STAT5B was the most frequently mutated gene in our study. As a member of the STAT family, STAT5B plays a key regulatory role in the pathogenesis of various disease drivers, including BCR/ABL[23] and NPM-ALK[24], and expresses at a high level in hematological malignancies[25]. There have revealed multiple mutation hot-spots within SH2 and C-terminal domains in STAT5B, among which N642H has been discovered in various hematological malignancies of T cell origin including T-cell acute lymphoblastic leukemia(T-ALL), T-cell prolymphocytic leukemia(T-PLL), and MEITL[26]. Patient with a STAT5B N642H variant has a risk of relapse, drug resistance and poor outcome[27]. N642H was detected in two of four STAT5B-mutated cases in our study and predicted to be probably damaging by Polyphen-2. Two novel variants Y665F and A776V had also been found, but needed more research to explore their functions.

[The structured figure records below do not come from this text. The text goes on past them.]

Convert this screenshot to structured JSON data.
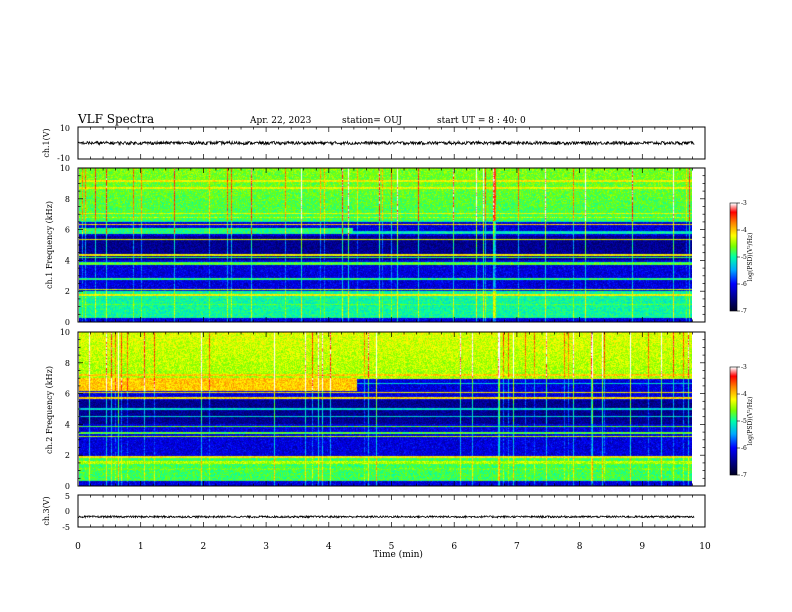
{
  "header": {
    "title": "VLF Spectra",
    "date": "Apr. 22, 2023",
    "station": "station= OUJ",
    "start_ut": "start UT =  8 : 40: 0"
  },
  "chart_data": [
    {
      "type": "line",
      "panel": "ch1-waveform",
      "ylabel": "ch.1(V)",
      "ylim": [
        -10,
        10
      ],
      "ytick_labels": [
        "10",
        "-10"
      ],
      "xlim": [
        0,
        10
      ],
      "series": [
        {
          "x_range": [
            0,
            9.83
          ],
          "y_mean": 0.0,
          "y_amplitude": 1.0
        }
      ]
    },
    {
      "type": "heatmap",
      "panel": "ch1-spectrogram",
      "ylabel": "ch.1 Frequency (kHz)",
      "ylim": [
        0,
        10
      ],
      "ytick_labels": [
        "0",
        "2",
        "4",
        "6",
        "8",
        "10"
      ],
      "xlim": [
        0,
        10
      ],
      "data_x_range": [
        0,
        9.83
      ],
      "colorbar": {
        "label": "log(PSD)(V²/Hz)",
        "range": [
          -7,
          -3
        ],
        "tick_labels": [
          "-3",
          "-4",
          "-5",
          "-6",
          "-7"
        ]
      },
      "colormap": [
        "#000033",
        "#00008b",
        "#0000ff",
        "#00bfff",
        "#00ff99",
        "#7fff00",
        "#ffff00",
        "#ff8000",
        "#ff0000",
        "#ffffff"
      ],
      "features": [
        {
          "name": "upper band",
          "freq_khz": [
            6.6,
            10
          ],
          "time_min": [
            0,
            9.83
          ],
          "log_psd": -4.8
        },
        {
          "name": "mid band early",
          "freq_khz": [
            5.7,
            6.1
          ],
          "time_min": [
            0,
            4.4
          ],
          "log_psd": -4.9
        },
        {
          "name": "quiet gap",
          "freq_khz": [
            4.0,
            5.6
          ],
          "time_min": [
            0,
            9.83
          ],
          "log_psd": -6.5
        },
        {
          "name": "low band",
          "freq_khz": [
            0.2,
            2.0
          ],
          "time_min": [
            0,
            9.83
          ],
          "log_psd": -5.0
        }
      ]
    },
    {
      "type": "heatmap",
      "panel": "ch2-spectrogram",
      "ylabel": "ch.2 Frequency (kHz)",
      "ylim": [
        0,
        10
      ],
      "ytick_labels": [
        "0",
        "2",
        "4",
        "6",
        "8",
        "10"
      ],
      "xlim": [
        0,
        10
      ],
      "data_x_range": [
        0,
        9.83
      ],
      "colorbar": {
        "label": "log(PSD)(V²/Hz)",
        "range": [
          -7,
          -3
        ],
        "tick_labels": [
          "-3",
          "-4",
          "-5",
          "-6",
          "-7"
        ]
      },
      "colormap": [
        "#000033",
        "#00008b",
        "#0000ff",
        "#00bfff",
        "#00ff99",
        "#7fff00",
        "#ffff00",
        "#ff8000",
        "#ff0000",
        "#ffffff"
      ],
      "features": [
        {
          "name": "upper band",
          "freq_khz": [
            7.0,
            10
          ],
          "time_min": [
            0,
            9.83
          ],
          "log_psd": -4.5
        },
        {
          "name": "strong band early",
          "freq_khz": [
            6.2,
            7.0
          ],
          "time_min": [
            0,
            4.45
          ],
          "log_psd": -4.0
        },
        {
          "name": "quiet gap",
          "freq_khz": [
            4.0,
            5.6
          ],
          "time_min": [
            0,
            9.83
          ],
          "log_psd": -6.5
        },
        {
          "name": "low band",
          "freq_khz": [
            0.3,
            1.8
          ],
          "time_min": [
            0,
            9.83
          ],
          "log_psd": -4.8
        }
      ]
    },
    {
      "type": "line",
      "panel": "ch3-waveform",
      "ylabel": "ch.3(V)",
      "ylim": [
        -5,
        5
      ],
      "ytick_labels": [
        "5",
        "0",
        "-5"
      ],
      "xlim": [
        0,
        10
      ],
      "xlabel": "Time (min)",
      "xtick_labels": [
        "0",
        "1",
        "2",
        "3",
        "4",
        "5",
        "6",
        "7",
        "8",
        "9",
        "10"
      ],
      "series": [
        {
          "x_range": [
            0,
            9.83
          ],
          "y_mean": -1.8,
          "y_amplitude": 0.3
        }
      ]
    }
  ]
}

Our study showed for the first time frequent ZDBF2 mutations. ZDBF2 is located on chromosome 2q33.3 and encodes a protein containing DBF4-type zinc finger domains, related to nucleic acid binding and zinc ion binding according to GO annotations[28]. So far, only Nasopalpebral Lipoma-Coloboma Syndrome[28] and Temple Syndrome[29], both of which are dominant genetic diseases, have been reported to be associated with ZDBF2. Since frequent frameshift mutation K1726Nfs*5(rs745875253) was discovered in our study and ZDBF2 was reported to be imprinted and paternally expressed in lymphocytes[30], we speculate that ZDBF2 is an important gene contributing to the MEITL mechanism and had been largely overlooked.

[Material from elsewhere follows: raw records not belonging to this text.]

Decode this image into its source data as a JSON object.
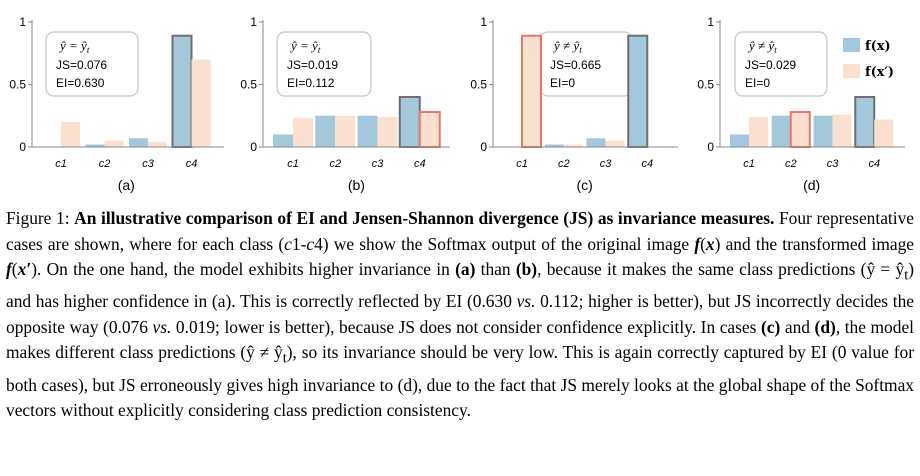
{
  "chart_data": [
    {
      "type": "bar",
      "panel_label": "(a)",
      "categories": [
        "c1",
        "c2",
        "c3",
        "c4"
      ],
      "series": [
        {
          "name": "f(x)",
          "values": [
            0.0,
            0.02,
            0.07,
            0.89
          ]
        },
        {
          "name": "f(x')",
          "values": [
            0.2,
            0.05,
            0.04,
            0.7
          ]
        }
      ],
      "annotation": {
        "header": "ŷ = ŷt",
        "js": "JS=0.076",
        "ei": "EI=0.630"
      },
      "ylim": [
        0,
        1
      ],
      "yticks": [
        "0",
        "0.5",
        "1"
      ],
      "outlined_bars": [
        [
          0,
          3
        ]
      ]
    },
    {
      "type": "bar",
      "panel_label": "(b)",
      "categories": [
        "c1",
        "c2",
        "c3",
        "c4"
      ],
      "series": [
        {
          "name": "f(x)",
          "values": [
            0.1,
            0.25,
            0.25,
            0.4
          ]
        },
        {
          "name": "f(x')",
          "values": [
            0.23,
            0.25,
            0.24,
            0.28
          ]
        }
      ],
      "annotation": {
        "header": "ŷ = ŷt",
        "js": "JS=0.019",
        "ei": "EI=0.112"
      },
      "ylim": [
        0,
        1
      ],
      "yticks": [
        "0",
        "0.5",
        "1"
      ],
      "outlined_bars": [
        [
          0,
          3
        ],
        [
          1,
          3
        ]
      ]
    },
    {
      "type": "bar",
      "panel_label": "(c)",
      "categories": [
        "c1",
        "c2",
        "c3",
        "c4"
      ],
      "series": [
        {
          "name": "f(x)",
          "values": [
            0.0,
            0.02,
            0.07,
            0.89
          ]
        },
        {
          "name": "f(x')",
          "values": [
            0.89,
            0.02,
            0.05,
            0.0
          ]
        }
      ],
      "annotation": {
        "header": "ŷ ≠ ŷt",
        "js": "JS=0.665",
        "ei": "EI=0"
      },
      "ylim": [
        0,
        1
      ],
      "yticks": [
        "0",
        "0.5",
        "1"
      ],
      "outlined_bars": [
        [
          0,
          3
        ],
        [
          1,
          0
        ]
      ]
    },
    {
      "type": "bar",
      "panel_label": "(d)",
      "categories": [
        "c1",
        "c2",
        "c3",
        "c4"
      ],
      "series": [
        {
          "name": "f(x)",
          "values": [
            0.1,
            0.25,
            0.25,
            0.4
          ]
        },
        {
          "name": "f(x')",
          "values": [
            0.24,
            0.28,
            0.26,
            0.22
          ]
        }
      ],
      "annotation": {
        "header": "ŷ ≠ ŷt",
        "js": "JS=0.029",
        "ei": "EI=0"
      },
      "ylim": [
        0,
        1
      ],
      "yticks": [
        "0",
        "0.5",
        "1"
      ],
      "outlined_bars": [
        [
          0,
          3
        ],
        [
          1,
          1
        ]
      ],
      "legend": {
        "placement": "top-right",
        "entries": [
          "f(x)",
          "f(x′)"
        ]
      }
    }
  ],
  "colors": {
    "orig": "#a3c8dc",
    "trans": "#fbe0d0",
    "outline_orig": "#6f6f6f",
    "outline_trans": "#e8776a",
    "axis": "#8a8a8a",
    "box": "#c8c8c8"
  },
  "caption": {
    "fig_label": "Figure 1:",
    "bold_title": "An illustrative comparison of EI and Jensen-Shannon divergence (JS) as invariance measures.",
    "p1": "Four representative cases are shown, where for each class (",
    "p1_cls": "c",
    "p1_a": "1-",
    "p1_cls2": "c",
    "p1_b": "4) we show the Softmax output of the original image ",
    "f1": "f",
    "x1": "x",
    "p2": " and the transformed image ",
    "f2": "f",
    "x2": "x′",
    "p3": ". On the one hand, the model exhibits higher invariance in ",
    "a_bold": "(a)",
    "p4": " than ",
    "b_bold": "(b)",
    "p5": ", because it makes the same class predictions (ŷ = ŷ",
    "sub_t": "t",
    "p6": ") and has higher confidence in (a). This is correctly reflected by EI (0.630 ",
    "vs": "vs.",
    "p7": " 0.112; higher is better), but JS incorrectly decides the opposite way (0.076 ",
    "vs2": "vs.",
    "p8": " 0.019; lower is better), because JS does not consider confidence explicitly. In cases ",
    "c_bold": "(c)",
    "p9": " and ",
    "d_bold": "(d)",
    "p10": ", the model makes different class predictions (ŷ ≠ ŷ",
    "sub_t2": "t",
    "p11": "), so its invariance should be very low. This is again correctly captured by EI (0 value for both cases), but JS erroneously gives high invariance to (d), due to the fact that JS merely looks at the global shape of the Softmax vectors without explicitly considering class prediction consistency."
  }
}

Abnormalities of Chr9q were frequently detected in non-Hodgkin lymphoma, especially loss of Chr9q[31]. Both Type-I EATL and MEITL were characterized by Chr9q gains[32], and its frequency could be up to 75% in MEITL[3, 33]. Our research had verified that amplification of Chr9q(7/9) was the most common chromosome copy number variant in MEITL, and multiple important oncogenes on Chr9q showed consistent amplifications. Five cases also had mutations of JAK-STAT pathway-related genes at the same time. Though recurrent Chr9q gains were reported in mantle cell lymphoma(MCL), its frequency was lower, and the characteristic mutated genes in MCL were not related to the JAK-STAT pathway. These findings indicated that a combination of genetic mutations and Chr9q gains could be used as one of the molecular features of MEITL diagnosis.
There were some limitations in the current research. First, due to the small sample size, we have not yet analyzed the correlation between the genetic changes and clinicopathological manifestations. Second, the pathogenic mechanisms of the above genetic changes on MEITL have not been further studied. We will continue to collect Chinese MEITL cases to solve the above problems and verify our results.